Our Gospel passage this Easter Tuesday comes from John, (Jn 20: 11-18), and recounts the meeting of Jesus with Mary Magdalene, one of the most beautiful and moving episodes in the Gospels. ”Mary stayed outside near the tomb, weeping. Then, still weeping, she stooped to look inside, and saw two angels in white sitting where the body of Jesus had been, one at the head, the other at the feet. They said, ‘Woman, why are you weeping?’ ‘They have taken my Lord away’ she replied ‘and I don’t know where they have put him.’“ Peter and the beloved disciple had come and gone, after being advised by the women that the tomb was empty and the body of Jesus removed. Mary’s love for Jesus is so deep that she returns to the tomb and remains there, knowing that this is the closest she can be to him, the place where he lay. How precious to us are the places associated with loved ones we have lost. Weeping still, she takes another look inside just in case she missed something and this time sees two angels. They address her as ‘Woman’, in Hebrew, Eve. We are reminded of the Garden of Eden, where life began according to the Book of Genesis and where God addressed Eve as ‘Woman’. Why else would she be weeping if not because the body of Jesus has been taken away? Note that she doesn’t call him Jesus but ‘my Lord.’ For Mary, Jesus is Lord, the Son of God.

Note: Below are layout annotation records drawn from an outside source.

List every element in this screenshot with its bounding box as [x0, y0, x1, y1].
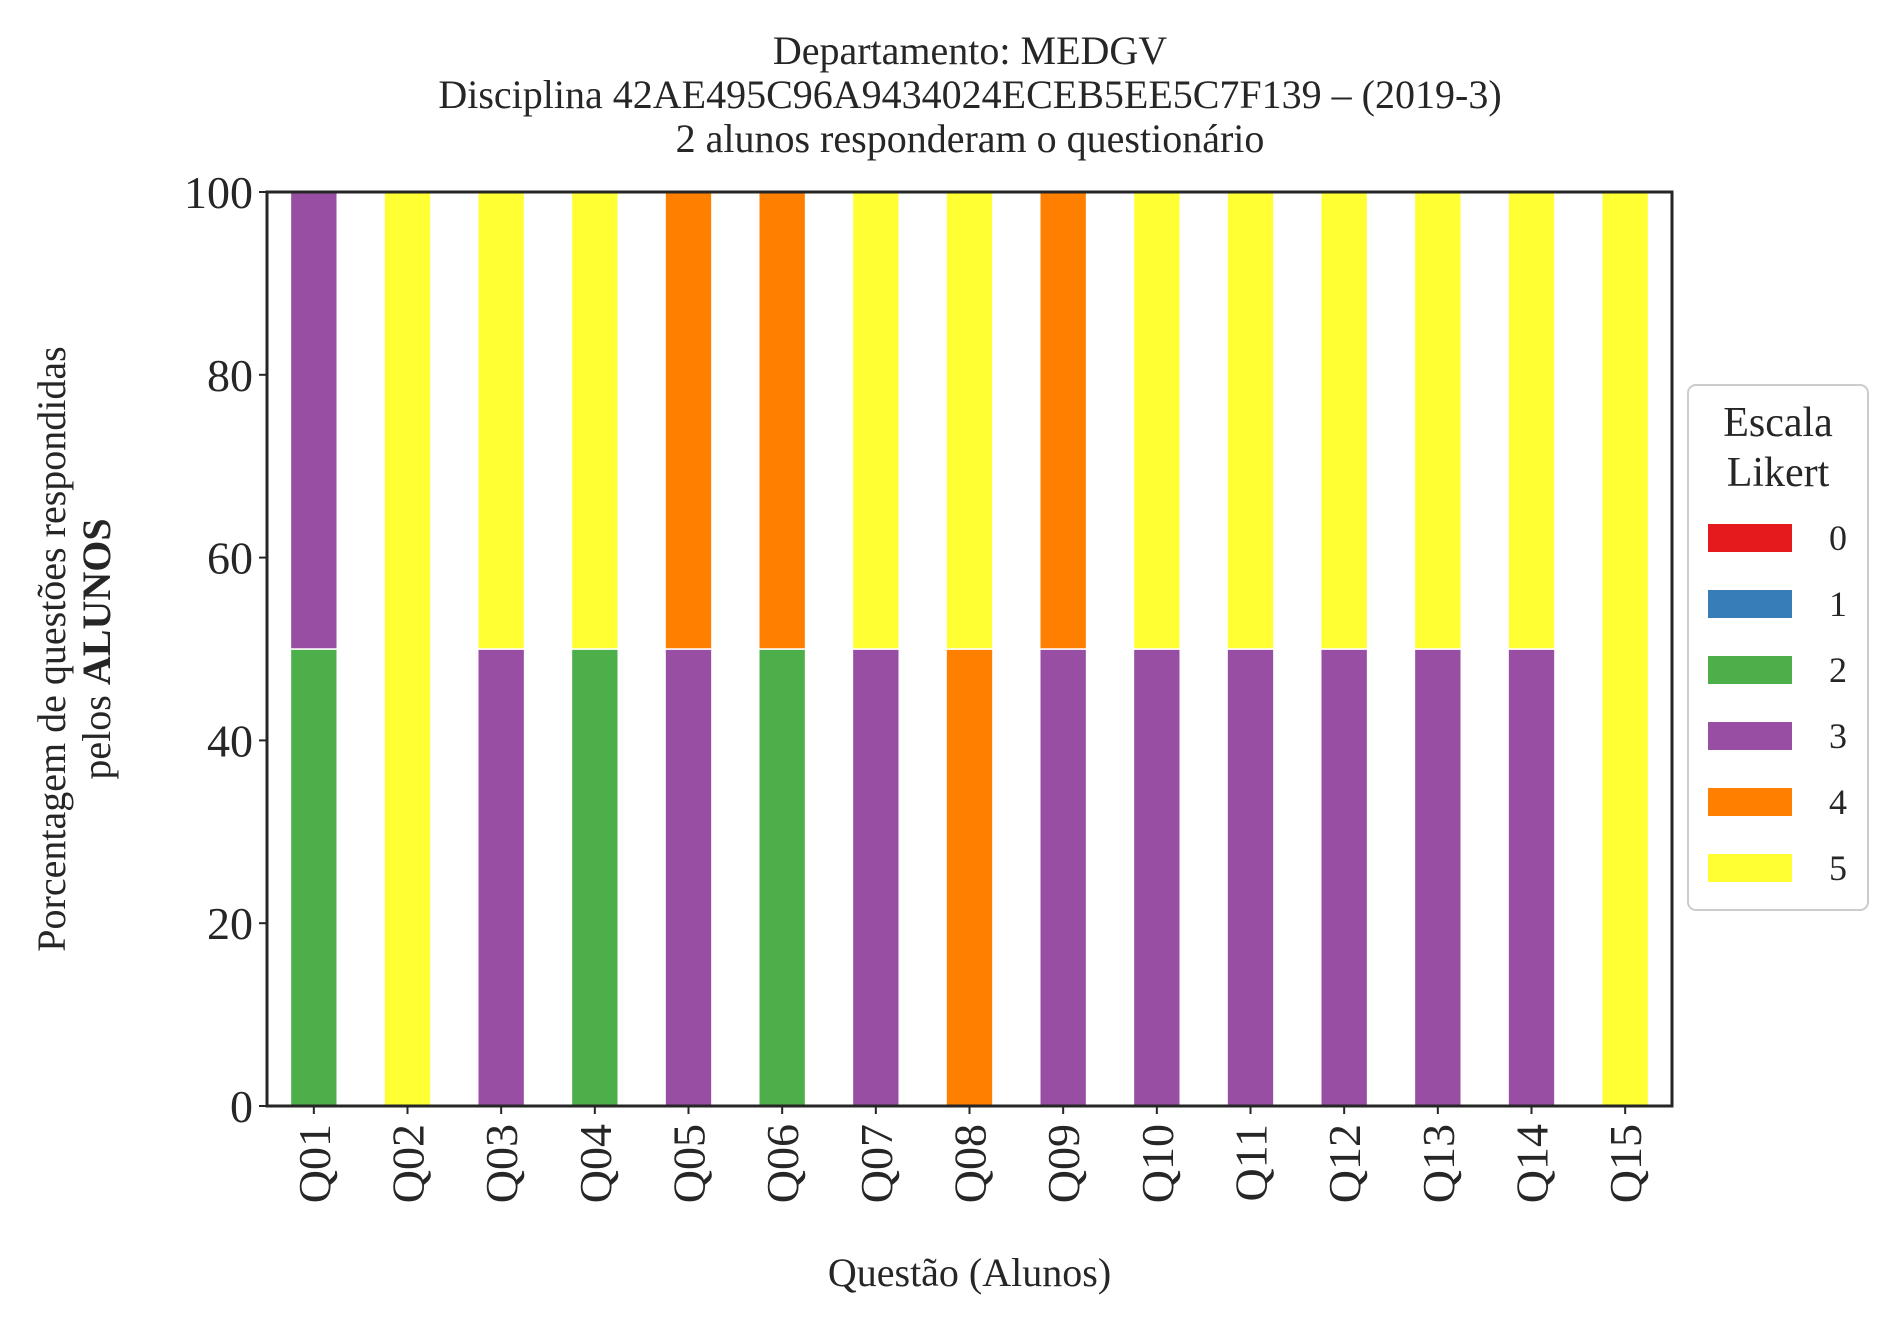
- bar-q06-escala-4: [758, 191, 807, 650]
- chart-title-line-2: Disciplina 42AE495C96A9434024ECEB5EE5C7F…: [438, 72, 1501, 117]
- legend-label-2: 2: [1829, 650, 1847, 690]
- bar-q03-escala-3: [477, 648, 526, 1107]
- bar-q10-escala-5: [1132, 191, 1181, 650]
- bar-q02-escala-5: [383, 191, 432, 1107]
- bar-q01-escala-2: [289, 648, 338, 1107]
- chart-title-line-3: 2 alunos responderam o questionário: [676, 116, 1265, 161]
- bar-q04-escala-5: [570, 191, 620, 650]
- bar-q13-escala-3: [1413, 648, 1462, 1107]
- legend-label-3: 3: [1829, 716, 1847, 756]
- bar-q12-escala-5: [1320, 191, 1369, 650]
- legend-label-1: 1: [1829, 584, 1847, 624]
- bar-q15-escala-5: [1601, 191, 1650, 1107]
- bar-q13-escala-5: [1413, 191, 1462, 650]
- y-tick-label: 20: [207, 898, 253, 949]
- x-tick-label: Q05: [664, 1124, 715, 1203]
- legend-box: [1687, 384, 1869, 911]
- y-tick-label: 80: [207, 350, 253, 401]
- y-axis-label: Porcentagem de questões respondidas pelos…: [29, 346, 119, 951]
- legend-swatch-2: [1708, 656, 1792, 684]
- bar-q12-escala-3: [1320, 648, 1369, 1107]
- x-tick-label: Q09: [1038, 1124, 1089, 1203]
- y-tick-label: 100: [184, 167, 253, 218]
- legend-label-5: 5: [1829, 848, 1847, 888]
- bar-q10-escala-3: [1132, 648, 1181, 1107]
- legend-label-0: 0: [1829, 518, 1847, 558]
- bar-q08-escala-5: [945, 191, 994, 650]
- bar-q09-escala-3: [1039, 648, 1088, 1107]
- chart-title-line-1: Departamento: MEDGV: [773, 28, 1167, 73]
- x-tick-label: Q11: [1226, 1124, 1277, 1202]
- y-axis-label-line-1: Porcentagem de questões respondidas: [29, 346, 74, 951]
- x-tick-label: Q07: [851, 1124, 902, 1203]
- x-tick-label: Q12: [1319, 1124, 1370, 1203]
- x-tick-label: Q13: [1413, 1124, 1464, 1203]
- x-tick-label: Q15: [1600, 1124, 1651, 1203]
- bar-q11-escala-5: [1226, 191, 1275, 650]
- bar-q14-escala-3: [1507, 648, 1556, 1107]
- y-tick-label: 0: [230, 1081, 253, 1132]
- x-axis-label: Questão (Alunos): [828, 1250, 1111, 1295]
- bar-q03-escala-5: [477, 191, 526, 650]
- y-tick-label: 40: [207, 715, 253, 766]
- x-tick-label: Q08: [945, 1124, 996, 1203]
- legend-swatch-5: [1708, 854, 1792, 882]
- bar-q14-escala-5: [1507, 191, 1556, 650]
- y-axis-ticks: 0 20 40 60 80 100: [184, 167, 267, 1132]
- y-axis-label-prefix: pelos: [74, 685, 119, 779]
- y-tick-label: 60: [207, 533, 253, 584]
- y-axis-label-line-2: pelos ALUNOS: [74, 518, 119, 779]
- x-tick-label: Q06: [757, 1124, 808, 1203]
- legend-title-line-1: Escala: [1723, 400, 1833, 446]
- x-tick-label: Q01: [289, 1124, 340, 1203]
- x-tick-label: Q14: [1507, 1124, 1558, 1203]
- x-tick-label: Q03: [476, 1124, 527, 1203]
- x-tick-label: Q10: [1132, 1124, 1183, 1203]
- bar-q08-escala-4: [945, 648, 994, 1107]
- x-tick-label: Q04: [570, 1124, 621, 1203]
- bar-q04-escala-2: [570, 648, 620, 1107]
- legend-swatch-3: [1708, 722, 1792, 750]
- bar-q01-escala-3: [289, 191, 338, 650]
- legend-title-line-2: Likert: [1727, 450, 1830, 496]
- legend-swatch-0: [1708, 524, 1792, 552]
- legend-swatch-4: [1708, 788, 1792, 816]
- y-axis-label-bold: ALUNOS: [74, 518, 119, 685]
- legend-label-4: 4: [1829, 782, 1847, 822]
- bar-q07-escala-5: [851, 191, 901, 650]
- x-tick-label: Q02: [383, 1124, 434, 1203]
- plot-frame: [265, 190, 1674, 1108]
- legend-swatch-1: [1708, 590, 1792, 618]
- bar-q05-escala-3: [664, 648, 713, 1107]
- bar-q11-escala-3: [1226, 648, 1275, 1107]
- bars: [289, 191, 1650, 1107]
- bar-q06-escala-2: [758, 648, 807, 1107]
- bar-q05-escala-4: [664, 191, 713, 650]
- bar-q07-escala-3: [851, 648, 901, 1107]
- bar-q09-escala-4: [1039, 191, 1088, 650]
- x-axis-ticks: Q01 Q02 Q03 Q04 Q05 Q06 Q07 Q08 Q09 Q10 Q11 Q12 Q13 Q…: [289, 1106, 1651, 1203]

With that she turns round and sees a man she takes to be the gardener. “As she said this she turned round and saw Jesus standing there, though she did not recognise him. Jesus said, ‘Woman, why are you weeping? Who are you looking for?’ Supposing him to be the gardener, she said, ‘Sir, if you have taken him away, tell me where you have put him, and I will go and remove him.’” Now the sun might have been shining in her eyes, blinding her, or she just couldn’t see through her tears, but then it’s a strange but common phenomenon that the disciples don’t recognise Jesus after his resurrection. It’s as though they have to start all over again. Think of Cleopas and his companion on the road to Emmaus or the eleven fishing once again on Lake Galilee. Jesus also addresses her as ‘Woman’ as he did his mother, who stood at the foot of the cross. She doesn’t recognise his voice, but then she is distraught with her weeping. She thinks the gardener might have taken him away, but why would the gardener do that, if he were already in a tomb? Sorrow affects our thinking and she is desperate to see Jesus, to find his dead body.
Then Jesus speaks her name, he calls her, ‘Mary.’ “Jesus said, ‘Mary!’ She knew him then and said to him in Hebrew, ‘Rabbuni!’ – which means Master. Jesus said to her, ‘Do not cling to me, because I have not yet ascended to the Father. But go and find the brothers, and tell them: I am ascending to my Father and your Father, to my God and your God.’ So Mary of Magdala went and told the disciples that she had seen the Lord and that he had said these things to her.” Jesus calls her by her name, while Mary calls Jesus, ‘Rabbuni,’ the Aramaic word meaning my master, not just master, the one I come to for teaching and insight, the one in whom I have placed my trust and love. Would we be able to use that word in addressing Jesus? When Jesus says to her, ‘Do not cling to me – do not touch me,’ to what is he referring? Had she tried to embrace him, or cling to his feet as the other women did in yesterday’s Gospel passage from Matthew? Or was she just desirous of the old Jesus, the one she knew and loved before his Passion, Death and Resurrection. We all have a tendency to cling to the past. Either way, she is instructed to go and tell the disciples that she has seen and spoken with her risen Lord and Master. Thus, she becomes the Apostle of the Apostles and the first person to see the risen Lord on that first Easter Day. What a privilege and an honour that was! Our faith, too, is based on the witness of Mary Magdalene. To whom do we bear witness of Jesus?